Fernando me olhou com uma expressão carregada de cansaço e preocupação, seus olhos revelando uma mistura de desespero e esperança. — Doutor, eu sei que é pedir muito, mas preciso da sua ajuda. Por favor... você é a única esperança que tenho agora.
— Ele só precisa descansar — afirmei, mas uma sensação de dúvida pairava no ar. Era claro que havia algo mais na história que não se revelava, e me perguntava se estava realmente fazendo a coisa certa ao manter aquele homem ferido em minha casa. Nitidamente, ele havia sofrido um ataque violento que o deixou inconsciente, e a incerteza sobre o que havia ocorrido me inquietava profundamente.

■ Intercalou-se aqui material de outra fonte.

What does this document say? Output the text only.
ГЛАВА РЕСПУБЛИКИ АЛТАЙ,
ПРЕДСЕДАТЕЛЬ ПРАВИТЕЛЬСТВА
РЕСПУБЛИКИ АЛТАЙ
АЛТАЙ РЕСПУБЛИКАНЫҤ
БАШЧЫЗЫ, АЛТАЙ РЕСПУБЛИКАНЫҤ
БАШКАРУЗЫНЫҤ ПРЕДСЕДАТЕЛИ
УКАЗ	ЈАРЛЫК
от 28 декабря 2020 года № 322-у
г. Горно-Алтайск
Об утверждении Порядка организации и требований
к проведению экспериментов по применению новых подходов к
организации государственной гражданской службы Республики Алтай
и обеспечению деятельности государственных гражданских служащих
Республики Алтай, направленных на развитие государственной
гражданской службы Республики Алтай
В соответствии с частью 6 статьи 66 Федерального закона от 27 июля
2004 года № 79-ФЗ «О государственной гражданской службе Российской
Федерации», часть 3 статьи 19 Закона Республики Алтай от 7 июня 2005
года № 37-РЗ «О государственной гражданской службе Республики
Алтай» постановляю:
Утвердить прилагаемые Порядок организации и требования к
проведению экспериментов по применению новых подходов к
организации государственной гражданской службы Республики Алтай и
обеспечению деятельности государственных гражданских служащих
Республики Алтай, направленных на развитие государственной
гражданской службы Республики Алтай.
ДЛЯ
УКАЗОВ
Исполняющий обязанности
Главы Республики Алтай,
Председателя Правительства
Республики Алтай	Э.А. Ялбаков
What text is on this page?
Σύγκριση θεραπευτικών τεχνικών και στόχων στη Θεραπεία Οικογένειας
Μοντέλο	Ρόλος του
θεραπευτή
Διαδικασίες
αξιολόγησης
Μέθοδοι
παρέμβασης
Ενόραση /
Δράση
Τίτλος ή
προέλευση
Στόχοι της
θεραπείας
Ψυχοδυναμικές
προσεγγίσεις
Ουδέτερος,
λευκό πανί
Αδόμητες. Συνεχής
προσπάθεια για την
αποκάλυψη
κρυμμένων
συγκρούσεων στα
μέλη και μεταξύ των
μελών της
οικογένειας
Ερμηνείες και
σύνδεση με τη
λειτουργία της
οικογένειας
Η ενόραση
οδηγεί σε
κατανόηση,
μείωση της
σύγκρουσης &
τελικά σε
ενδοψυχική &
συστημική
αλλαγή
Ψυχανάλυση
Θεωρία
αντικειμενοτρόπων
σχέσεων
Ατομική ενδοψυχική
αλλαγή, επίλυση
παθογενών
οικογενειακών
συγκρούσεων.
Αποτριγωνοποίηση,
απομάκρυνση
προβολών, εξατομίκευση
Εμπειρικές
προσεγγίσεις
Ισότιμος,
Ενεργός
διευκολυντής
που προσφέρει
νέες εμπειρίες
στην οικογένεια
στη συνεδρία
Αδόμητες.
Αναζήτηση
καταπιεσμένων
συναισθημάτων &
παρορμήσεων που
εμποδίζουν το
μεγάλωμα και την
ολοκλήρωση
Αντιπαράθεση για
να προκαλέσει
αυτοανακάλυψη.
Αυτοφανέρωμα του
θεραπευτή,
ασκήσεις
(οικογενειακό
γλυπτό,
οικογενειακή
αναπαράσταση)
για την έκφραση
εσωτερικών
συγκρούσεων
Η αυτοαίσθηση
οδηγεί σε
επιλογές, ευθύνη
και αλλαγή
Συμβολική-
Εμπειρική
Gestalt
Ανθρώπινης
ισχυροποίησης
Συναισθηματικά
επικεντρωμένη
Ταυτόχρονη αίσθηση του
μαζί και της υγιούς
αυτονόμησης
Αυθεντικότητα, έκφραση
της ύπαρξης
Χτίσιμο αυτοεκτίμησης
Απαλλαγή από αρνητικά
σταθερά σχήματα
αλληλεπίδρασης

Acordei com um estrondo ensurdecedor que reverberava por toda a casa, cortando o silêncio da madrugada como uma faca afiada. Num instante, me vi de pé, com a arma que meu avô me dera durante o primeiro ano de residência em punho, os sentidos agudizados pela urgência do momento. Cada passo descendo pelas escadas ecoava no silêncio, amplificado pela adrenalina que pulsava em minhas veias, misturada com o medo e a apreensão.
O barulho persistia, uma cacofonia dissonante que parecia vir da cozinha. Avancei com a arma engatilhada, o coração batendo forte contra o peito, cada movimento carregado de apreensão enquanto tentava antecipar o que encontraria além da próxima esquina.
Ao chegar à entrada da cozinha, o cenário que encontrei era surreal. Fernando e Iago não estavam mais lá; o que restava era o vazio silencioso da casa, um contraste chocante com o tumulto que havia invadido meu lar. E ali, no centro da cozinha, de pé e sem camisa, estava o homem machucado com os curativos improvisados que fiz na noite anterior ainda visíveis. Seu olhar era uma mistura de perplexidade e hostilidade, um enigma ambulante em meio ao caos que se desenrolava.
A visão do homem, agora de pé e sem os sinais de vulnerabilidade que exibira anteriormente, era um choque profundo. Um instante de hesitação me envolveu, a sensação de estar paralisado diante do que não era mais um simples ferido, mas uma intrusão inesperada em minha vida já agitada. A presença daquele homem era um lembrete sombrio da noite anterior, uma realidade desconcertante que desafiava a tranquilidade que eu tentava desesperadamente recuperar. A casa, que antes parecia um refúgio, agora se sentia como um palco para uma crise que eu não estava preparado para enfrentar.
///Nota do Autor///
Oi, estou acompanhando vocês com os likes e alguns comentários, mas estou sentindo falta do engajamento de vocês com a história e com os fatos que vieram acontecendo... deixe nos comentários com está achando da história e o que vocês acham quem está por vir...
Um beijo e até a próxima.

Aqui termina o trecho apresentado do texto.